Risk of Consumption of Raw/Undercooked Foods
Raw/undercooked foods such as meat, poultry, seafood and eggs, are high-risk foods, as there is no or inadequate heat treatment to eliminate the microorganisms present that can cause illnesses. Common symptoms of illnesses caused by eating food contaminated by bacteria or viruses include vomiting, diarrhoea, abdominal pain and fever. As for parasites, some can cause mild to moderate gastrointestinal symptoms. No matter which type of pathogens is involved, susceptible populations including pregnant women, infants, young children, the elderly and people with weakened immunity are more likely to develop severe symptoms and even face the risk of death.
Raw/Undercooked Foods are More Likely to Habour "Superbugs"
Foods can be contaminated by microorganism including "superbugs" at any stage from farm to table. "Superbugs”is a term generally used to describe microorganisms (e.g. bacteria) that have developed antimicrobial resistance (AMR), an ability to stop a wide range of antimicrobial agents, antibiotics for example, from working against them.

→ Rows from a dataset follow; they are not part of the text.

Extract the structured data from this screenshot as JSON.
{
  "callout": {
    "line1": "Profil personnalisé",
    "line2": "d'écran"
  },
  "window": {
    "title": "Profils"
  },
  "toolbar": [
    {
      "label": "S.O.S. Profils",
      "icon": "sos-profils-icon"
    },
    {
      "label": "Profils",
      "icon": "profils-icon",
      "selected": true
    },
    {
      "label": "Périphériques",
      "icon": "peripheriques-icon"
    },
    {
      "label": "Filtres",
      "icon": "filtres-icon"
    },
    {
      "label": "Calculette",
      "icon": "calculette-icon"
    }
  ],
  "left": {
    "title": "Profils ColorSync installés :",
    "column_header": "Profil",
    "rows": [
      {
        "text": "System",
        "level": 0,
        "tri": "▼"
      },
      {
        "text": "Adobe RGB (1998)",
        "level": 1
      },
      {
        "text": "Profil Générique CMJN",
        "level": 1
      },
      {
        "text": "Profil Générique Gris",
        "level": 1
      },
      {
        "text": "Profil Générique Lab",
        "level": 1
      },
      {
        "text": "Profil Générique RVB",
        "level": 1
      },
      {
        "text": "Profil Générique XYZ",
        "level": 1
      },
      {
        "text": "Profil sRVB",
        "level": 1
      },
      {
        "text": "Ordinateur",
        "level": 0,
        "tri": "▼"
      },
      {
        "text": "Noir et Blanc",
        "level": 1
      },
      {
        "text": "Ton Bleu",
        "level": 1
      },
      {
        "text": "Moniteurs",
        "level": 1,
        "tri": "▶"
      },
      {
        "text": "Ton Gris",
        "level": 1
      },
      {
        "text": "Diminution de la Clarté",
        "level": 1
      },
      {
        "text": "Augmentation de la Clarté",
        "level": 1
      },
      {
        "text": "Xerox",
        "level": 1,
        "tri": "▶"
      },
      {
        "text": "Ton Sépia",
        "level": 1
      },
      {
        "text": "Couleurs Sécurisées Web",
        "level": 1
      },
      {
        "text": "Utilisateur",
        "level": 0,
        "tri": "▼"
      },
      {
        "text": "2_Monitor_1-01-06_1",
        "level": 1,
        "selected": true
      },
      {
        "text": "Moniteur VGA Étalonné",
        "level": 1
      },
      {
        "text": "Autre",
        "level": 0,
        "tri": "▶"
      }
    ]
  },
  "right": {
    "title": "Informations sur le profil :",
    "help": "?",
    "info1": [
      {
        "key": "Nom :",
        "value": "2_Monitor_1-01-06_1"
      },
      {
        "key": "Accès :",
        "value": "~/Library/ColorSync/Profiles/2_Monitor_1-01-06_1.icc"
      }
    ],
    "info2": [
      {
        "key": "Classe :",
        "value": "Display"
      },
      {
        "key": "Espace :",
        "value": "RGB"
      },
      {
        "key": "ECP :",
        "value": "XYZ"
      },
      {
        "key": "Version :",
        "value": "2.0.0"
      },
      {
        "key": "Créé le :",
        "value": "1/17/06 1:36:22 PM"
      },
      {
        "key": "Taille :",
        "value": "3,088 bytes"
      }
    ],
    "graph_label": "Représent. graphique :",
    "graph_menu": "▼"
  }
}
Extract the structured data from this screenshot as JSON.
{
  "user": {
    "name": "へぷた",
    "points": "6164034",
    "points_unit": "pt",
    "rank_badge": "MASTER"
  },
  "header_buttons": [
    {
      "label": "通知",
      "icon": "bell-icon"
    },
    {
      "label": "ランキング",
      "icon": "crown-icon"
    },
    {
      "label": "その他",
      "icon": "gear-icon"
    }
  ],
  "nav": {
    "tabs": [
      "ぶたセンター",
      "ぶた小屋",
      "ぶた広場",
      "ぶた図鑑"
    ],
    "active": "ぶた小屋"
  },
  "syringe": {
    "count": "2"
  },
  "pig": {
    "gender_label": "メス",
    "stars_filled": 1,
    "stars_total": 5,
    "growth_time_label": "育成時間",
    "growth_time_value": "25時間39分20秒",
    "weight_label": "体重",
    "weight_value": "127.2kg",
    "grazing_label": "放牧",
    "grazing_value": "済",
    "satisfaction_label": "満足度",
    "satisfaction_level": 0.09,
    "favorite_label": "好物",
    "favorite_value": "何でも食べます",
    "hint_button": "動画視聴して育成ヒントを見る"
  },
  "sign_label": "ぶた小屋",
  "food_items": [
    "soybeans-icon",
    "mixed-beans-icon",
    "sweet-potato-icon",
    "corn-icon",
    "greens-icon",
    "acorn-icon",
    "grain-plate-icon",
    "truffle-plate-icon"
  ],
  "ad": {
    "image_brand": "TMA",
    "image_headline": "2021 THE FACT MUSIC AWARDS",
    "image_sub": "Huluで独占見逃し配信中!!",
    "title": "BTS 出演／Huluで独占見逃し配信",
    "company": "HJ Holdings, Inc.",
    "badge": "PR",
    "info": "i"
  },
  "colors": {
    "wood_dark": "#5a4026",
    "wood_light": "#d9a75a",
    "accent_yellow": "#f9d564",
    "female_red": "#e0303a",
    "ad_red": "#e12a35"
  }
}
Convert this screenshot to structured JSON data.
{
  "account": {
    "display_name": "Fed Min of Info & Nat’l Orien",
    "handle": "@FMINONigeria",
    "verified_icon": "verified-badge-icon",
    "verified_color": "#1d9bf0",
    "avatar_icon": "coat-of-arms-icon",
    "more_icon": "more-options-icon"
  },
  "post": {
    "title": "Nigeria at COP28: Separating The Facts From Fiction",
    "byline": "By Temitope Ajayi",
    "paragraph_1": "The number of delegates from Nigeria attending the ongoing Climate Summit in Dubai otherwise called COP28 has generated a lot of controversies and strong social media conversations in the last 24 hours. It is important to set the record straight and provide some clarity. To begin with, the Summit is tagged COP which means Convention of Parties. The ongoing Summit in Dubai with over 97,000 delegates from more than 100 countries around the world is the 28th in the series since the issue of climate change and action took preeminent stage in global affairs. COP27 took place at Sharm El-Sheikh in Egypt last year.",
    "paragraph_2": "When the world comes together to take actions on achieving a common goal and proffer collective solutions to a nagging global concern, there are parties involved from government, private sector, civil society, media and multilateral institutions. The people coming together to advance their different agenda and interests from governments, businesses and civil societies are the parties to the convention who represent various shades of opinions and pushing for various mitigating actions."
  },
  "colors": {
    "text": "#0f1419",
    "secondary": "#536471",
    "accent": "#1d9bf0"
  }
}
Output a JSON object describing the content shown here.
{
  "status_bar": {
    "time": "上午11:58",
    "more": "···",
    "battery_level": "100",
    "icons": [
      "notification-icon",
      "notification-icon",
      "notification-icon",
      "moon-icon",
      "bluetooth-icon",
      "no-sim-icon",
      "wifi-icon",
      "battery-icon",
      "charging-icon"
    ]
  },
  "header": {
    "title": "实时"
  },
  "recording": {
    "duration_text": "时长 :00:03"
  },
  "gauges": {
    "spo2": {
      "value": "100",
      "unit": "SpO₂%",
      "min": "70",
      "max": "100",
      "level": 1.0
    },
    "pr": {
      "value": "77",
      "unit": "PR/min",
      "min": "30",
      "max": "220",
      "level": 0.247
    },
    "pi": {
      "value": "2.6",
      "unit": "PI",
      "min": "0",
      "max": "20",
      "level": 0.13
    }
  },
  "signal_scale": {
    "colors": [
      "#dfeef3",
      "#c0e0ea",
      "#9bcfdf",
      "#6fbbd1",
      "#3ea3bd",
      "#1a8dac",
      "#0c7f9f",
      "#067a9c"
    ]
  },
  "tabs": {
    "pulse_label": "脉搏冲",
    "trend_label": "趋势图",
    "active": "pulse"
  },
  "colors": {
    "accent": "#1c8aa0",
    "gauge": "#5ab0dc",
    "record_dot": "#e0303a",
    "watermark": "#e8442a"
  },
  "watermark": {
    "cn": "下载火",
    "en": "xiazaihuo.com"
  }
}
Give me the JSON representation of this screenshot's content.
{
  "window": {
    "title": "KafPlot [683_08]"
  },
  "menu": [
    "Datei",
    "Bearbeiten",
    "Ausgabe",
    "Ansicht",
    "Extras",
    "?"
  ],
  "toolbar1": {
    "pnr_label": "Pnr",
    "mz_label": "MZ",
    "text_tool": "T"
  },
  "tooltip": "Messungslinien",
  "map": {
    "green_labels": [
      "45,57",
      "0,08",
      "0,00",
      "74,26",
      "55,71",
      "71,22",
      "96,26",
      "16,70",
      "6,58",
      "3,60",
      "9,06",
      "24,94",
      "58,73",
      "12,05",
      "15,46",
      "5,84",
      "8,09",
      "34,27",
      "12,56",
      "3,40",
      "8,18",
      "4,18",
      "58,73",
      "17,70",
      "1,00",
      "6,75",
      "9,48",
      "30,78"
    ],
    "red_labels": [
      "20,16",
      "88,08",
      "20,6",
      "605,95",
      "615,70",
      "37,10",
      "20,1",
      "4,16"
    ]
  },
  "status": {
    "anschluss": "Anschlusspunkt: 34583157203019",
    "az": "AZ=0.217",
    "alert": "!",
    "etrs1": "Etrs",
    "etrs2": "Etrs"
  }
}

Whether or not “superbugs”can cause illnesses, they may transfer their antibiotic resistance genes to other bacteria inside the human ody, and this in turn may affect the effectiveness of future use of antibiotics when needed. AMR is a serious public health threat. From the food safety point of view to combat AMR, cooking is an effective way to kill“superbugs".
What Can Local Food Businesses Do to Help Consumers Reduce the Risk?
In the United States, the Food and Drug Administration's Food Code requires all restaurants that sell raw/undercooked animal products to post a raw food advisory for customers. This consumer advisory is often seen as a written statement at the bottom of a restaurant menu.
While it is understandable that restaurants may choose to accede to consumer's desire for raw/undercooked food, a recent focus group meeting conducted by the Centre for Food Safety (CFS) found that local consumers are often not aware that the foods they order are raw/undercooked and they have difficulty in determining whether the dish contains raw/undercooked ingredients such as raw eggs. In this regard, the CFS has issued a set of trade guidelines aiming to facilitate food businesses in informing consumers of the increase risk of consuming raw/undercooked foods and ingredients in ready-to-eat foods served to them. Consumers can be informed by brochures, advisories on signs or menus, table tents, labelling or other effective written means. The following is an example of consumer advice that restaurants can provide, and it applies to raw/undercooked high-risk foods.
Consuming raw or undercooked foods may increase the risk of foodborne illness, especially for pregnant women, infants, young children, the elderly and people with weakened immunity.
Both Consumers and Food Businesses Share the Responsibilities to Ensure Food Safety
Restaurant owners bear the liability to provide truthful labelling to help consumers in making informed food choices. By doing so, on the one hand, restaurant owners not only help protecting consumers, especially susceptible populations, from foodborne illneseses, but also promoting the image as a responsible food trader. On the other hand, consumers have to consider their own health conditions in choosing food.